CODES Benchmark

We introduce CODES, a benchmark for comprehensive evaluation of surrogate architectures for coupled ODE systems. Besides standard metrics like mean squared error (MSE) and inference time, CODES provides insights into surrogate behaviour across multiple dimensions like interpolation, extrapolation, sparse data, uncertainty quantification and gradient correlation. The benchmark emphasizes usability through features such as integrated parallel training, a web-based configuration generator, and pre-implemented baseline models and datasets. Extensive documentation ensures sustainability and provides the foundation for collaborative improvement. By offering a fair and multi-faceted comparison, CODES helps researchers select the most suitable surrogate for their specific dataset and application while deepening our understanding of surrogate learning behaviour.

Motivation

There are many efforts to use machine learning models ("surrogates") to replace the costly numerics required involved in solving coupled ODEs. But for the end user, it is not obvious how to choose the right surrogate for a given task. Usually, the best choice depends on both the dataset and the target application.

Dataset specifics - how "complex" is the dataset?

  • How many samples are there?
  • Are the trajectories very dynamic or are the developments rather slow?
  • How dense is the distribution of initial conditions?
  • Is the data domain of interest well-covered by the domain of the training set?

Task requirements:

  • What is the required accuracy?
  • How important is inference time? Is the training time limited?
  • Are there computational constraints (memory or processing power)?
  • Is uncertainty estimation required (e.g. to replace uncertain predictions by numerics)?
  • How much predictive flexibility is required? Do we need to interpolate or extrapolate across time?

Besides these practical considerations, one overarching question is always: Does the model only learn the data, or does it "understand" something about the underlying dynamics?

Goals

This benchmark aims to aid in choosing the best surrogate model for the task at hand and additionally to shed some light on the above questions.

To achieve this, a selection of surrogate models are implemented in this repository. They can be trained on one of the included datasets or a custom dataset and then benchmarked on the corresponding test dataset.
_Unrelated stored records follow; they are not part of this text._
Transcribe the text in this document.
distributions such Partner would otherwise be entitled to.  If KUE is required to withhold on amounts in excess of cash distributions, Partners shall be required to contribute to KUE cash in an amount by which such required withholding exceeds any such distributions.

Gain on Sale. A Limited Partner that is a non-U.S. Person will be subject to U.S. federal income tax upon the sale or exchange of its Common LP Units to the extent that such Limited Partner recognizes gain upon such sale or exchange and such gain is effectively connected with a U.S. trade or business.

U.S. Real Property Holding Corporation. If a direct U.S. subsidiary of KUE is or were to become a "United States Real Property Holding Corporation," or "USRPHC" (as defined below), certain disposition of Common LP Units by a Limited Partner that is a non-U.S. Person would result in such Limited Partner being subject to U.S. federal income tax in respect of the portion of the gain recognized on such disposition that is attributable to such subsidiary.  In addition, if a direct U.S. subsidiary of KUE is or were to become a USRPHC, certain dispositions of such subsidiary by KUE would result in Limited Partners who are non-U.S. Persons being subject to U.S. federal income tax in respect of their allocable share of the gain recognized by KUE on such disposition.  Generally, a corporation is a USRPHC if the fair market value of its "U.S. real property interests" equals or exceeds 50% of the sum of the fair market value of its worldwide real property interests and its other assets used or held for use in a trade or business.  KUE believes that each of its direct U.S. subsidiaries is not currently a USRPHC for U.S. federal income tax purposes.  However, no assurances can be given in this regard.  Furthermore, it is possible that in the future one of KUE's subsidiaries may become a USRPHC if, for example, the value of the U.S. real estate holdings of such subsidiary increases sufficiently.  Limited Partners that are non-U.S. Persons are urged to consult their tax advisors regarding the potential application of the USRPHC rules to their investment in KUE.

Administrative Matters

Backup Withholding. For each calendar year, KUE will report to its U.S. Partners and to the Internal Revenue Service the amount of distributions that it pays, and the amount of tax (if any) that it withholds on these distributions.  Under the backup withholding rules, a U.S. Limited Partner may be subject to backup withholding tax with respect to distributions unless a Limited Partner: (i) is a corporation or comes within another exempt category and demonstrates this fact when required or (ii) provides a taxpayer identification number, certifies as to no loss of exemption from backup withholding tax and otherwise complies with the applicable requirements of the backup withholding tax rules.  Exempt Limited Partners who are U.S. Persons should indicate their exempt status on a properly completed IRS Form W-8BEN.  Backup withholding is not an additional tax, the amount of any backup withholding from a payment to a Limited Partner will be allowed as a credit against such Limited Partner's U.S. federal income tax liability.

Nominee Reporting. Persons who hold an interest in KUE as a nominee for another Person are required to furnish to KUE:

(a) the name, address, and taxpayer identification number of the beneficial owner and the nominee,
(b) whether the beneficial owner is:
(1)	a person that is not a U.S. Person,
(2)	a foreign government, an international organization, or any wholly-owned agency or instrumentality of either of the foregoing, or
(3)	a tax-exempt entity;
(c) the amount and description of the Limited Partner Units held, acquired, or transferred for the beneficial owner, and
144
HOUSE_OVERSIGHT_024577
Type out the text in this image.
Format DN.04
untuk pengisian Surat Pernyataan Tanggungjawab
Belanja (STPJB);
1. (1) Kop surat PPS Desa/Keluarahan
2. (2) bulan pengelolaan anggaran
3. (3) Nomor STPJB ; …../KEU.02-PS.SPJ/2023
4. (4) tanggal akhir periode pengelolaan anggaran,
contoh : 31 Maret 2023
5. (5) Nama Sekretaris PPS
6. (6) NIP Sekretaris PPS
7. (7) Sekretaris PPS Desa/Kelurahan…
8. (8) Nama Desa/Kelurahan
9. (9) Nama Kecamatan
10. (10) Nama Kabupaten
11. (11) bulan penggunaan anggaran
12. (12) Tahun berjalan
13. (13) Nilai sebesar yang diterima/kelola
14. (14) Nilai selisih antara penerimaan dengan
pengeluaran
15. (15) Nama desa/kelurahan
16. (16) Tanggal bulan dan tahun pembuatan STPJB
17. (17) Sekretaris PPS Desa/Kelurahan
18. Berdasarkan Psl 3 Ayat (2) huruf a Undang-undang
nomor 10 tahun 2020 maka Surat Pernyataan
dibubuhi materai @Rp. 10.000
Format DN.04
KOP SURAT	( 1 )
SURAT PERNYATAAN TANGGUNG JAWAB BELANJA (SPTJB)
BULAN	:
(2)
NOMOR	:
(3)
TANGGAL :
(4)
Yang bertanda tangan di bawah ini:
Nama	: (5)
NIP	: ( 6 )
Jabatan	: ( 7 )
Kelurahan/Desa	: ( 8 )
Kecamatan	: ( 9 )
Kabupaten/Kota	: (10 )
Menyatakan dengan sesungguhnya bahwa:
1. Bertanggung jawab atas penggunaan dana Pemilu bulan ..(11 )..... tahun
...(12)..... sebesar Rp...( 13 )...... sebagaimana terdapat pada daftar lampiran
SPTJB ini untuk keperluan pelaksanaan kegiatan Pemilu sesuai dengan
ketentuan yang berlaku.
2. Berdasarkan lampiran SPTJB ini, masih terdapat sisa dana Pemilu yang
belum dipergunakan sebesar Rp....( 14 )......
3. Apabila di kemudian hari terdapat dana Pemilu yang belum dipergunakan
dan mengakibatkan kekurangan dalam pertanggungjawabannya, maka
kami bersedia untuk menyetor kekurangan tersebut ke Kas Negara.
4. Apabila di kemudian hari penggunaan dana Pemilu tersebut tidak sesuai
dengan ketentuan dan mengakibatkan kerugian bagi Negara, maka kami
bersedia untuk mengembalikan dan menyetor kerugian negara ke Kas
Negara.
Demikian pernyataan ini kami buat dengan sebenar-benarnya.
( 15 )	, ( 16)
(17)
Some metrics included in the benchmark (but there is much more!):

  • Absolute and relative error of the models.
  • Inference time.
  • Number of trainable parameters.
  • Memory requirements (WIP).

Besides this, there are plenty of plots and visualisations providing insights into the models behaviour:

  • Error distributions - per model, across time or per quantity.
  • Insights into interpolation and extrapolation across time.
  • Behaviour when training with sparse data or varying batch size.
  • Predictions with uncertainty and predictive uncertainty across time.
  • Correlations between the either predictive uncertainty or dynamics (gradients) of the data and the prediction error.

Some prime use-cases of the benchmark are:

  • Finding the best-performing surrogate on a dataset. Here, best-performing could mean high accuracy, low inference times or any other metric of interest (e.g. most accurate uncertainty estimates, ...).
  • Comparing performance of a novel surrogate architecture against the implemented baseline models.
  • Gaining insights into a dataset or comparing datasets using the built-in dataset insights.